Kenya’s listed retailer, Uchumi Supermarket Ltd (NSE: UCHM) has agreed with its Board of Directors the restructuring of its debt by way of company voluntary arrangement.
The Board approved a company voluntary arrangement in a meeting held on 20 March 2019 with John Karani, the Chairman in a public announcement saying the retailer needed to “De-leverage the business to reduce financial strain, improve liquidity and achieve operational normalcy.”
The Board said the arrangement is subject to the approval at a meeting with the creditors to be convened in April – within 30 days from March 20 March 2019.
“The creditors’ plan presents the most sustainable and viable route to normalcy while taking care of our suppliers, lenders, staff, shareholders and other stakeholders’ interests. This plan demonstrates our commitment towards our stakeholders and we urge everyone to work with us to return Uchumi to its glory days,” said Uchumi’s Chief Executive Mohamed Mohamed.
In the proposed deal filed in court, the cash strapped retailer wants creditors to take a 7% cut on their debt equivalent to Ksh 2.5 billion. This is as a result of the retailer entering into an agreement with Jewel Complex Limited to sell its land in Kasarani for KSh2.8 billion with KSh330 million deposit already paid.
“These assets will be the main source of funding required to settle the company’s liabilities. However since the amount owed by the company is higher than the expected proceeds, a debt restructuring is necessary which will entail negotiating for interest waivers, an extension on the Government loan moratorium and haircut,” Uchumi Interim Advisor Owen Koimburi said in court filings.

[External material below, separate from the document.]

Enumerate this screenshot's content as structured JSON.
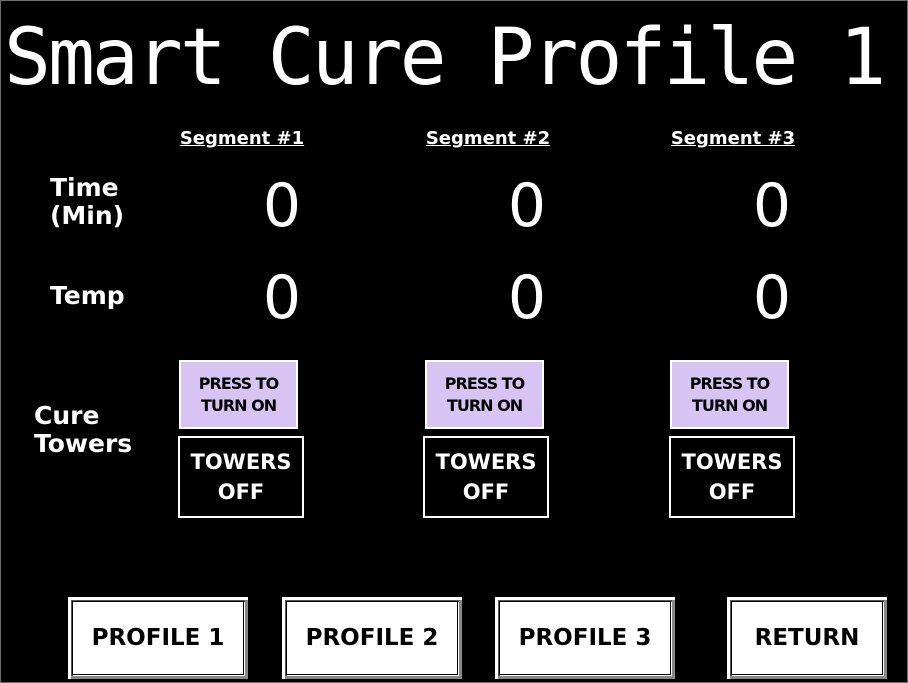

Mr. Owen Koimburi, a licensed insolvency practitioner has been appointed as the provisional supervisor in respect of the proposed company voluntary arrangement under section 625(2) of the Insolvency Act 2015.
If approved, “It will provide a basis for re-engagement of suppliers on the resumption of supplies and on the settlement of outstanding debt. It is expected that this will support the resumption of normal business in the operating branches.”
Uchumi owes Chandaria Industries Ksh 69 million, Equatorial Nut Processors Ltd Ksh 21 million, Githunguri Dairy, Interconsumer Products Ltd and Professional Marketing Services Ltd are owed 45, 38 and 4 million shillings respectively.
The government through the National Treasury holds a 14.67% stake in the firm making it the second-largest shareholder after Jamii Bora Bank which holds 14.90%.
In July 2017, the government had disbursed Ksh 500Mn from the Ksh 1.8Bn bailout package offered to the retailer but insisted it will carry out thorough due diligence before releasing further funds.
Company Voluntary Arrangements
Company Voluntary Arrangements were also introduced in Kenyan law by the Insolvency Act, No. 18 of 2015. This arrangement is entered into when a company is insolvent and the directors, administrator or liquidator as the case may be, make a proposal to the company’s shareholders and its creditors on the best way to save the company from liquidation. However, there are restrictions placed on Company Voluntary Arrangements, with the arrangement not being an option in the case of the following:
banking and insurance companies,
companies under administration or liquidation,
a company in respect of which a voluntary arrangement has been carried out,
companies in public-private partnerships, and
companies with liabilities of over Kshs 1 bn.
The Directors must appoint a person, who must be a licensed insolvency practitioner, to supervise the company for the process of implementing the voluntary arrangement. The Supervisor must within thirty days of the proposal or a longer period allowed by court, submit a report to the court detailing their opinion on the viability of the proposal and whether a meeting of the creditors should be called to vote on it and the date and time of such a meeting.
On the date of the creditors’ meeting, the creditors shall appoint a chairperson who shall divide the creditors into groups of secured creditors, unsecured creditors and preferential creditors. The Creditors shall then vote either to approve the proposal as is, approve it with modifications or reject it altogether. The proposal is approved if voted for by a majority of the members and a majority of each group present at the meeting. The proposal if approved shall be binding on the company and the creditors.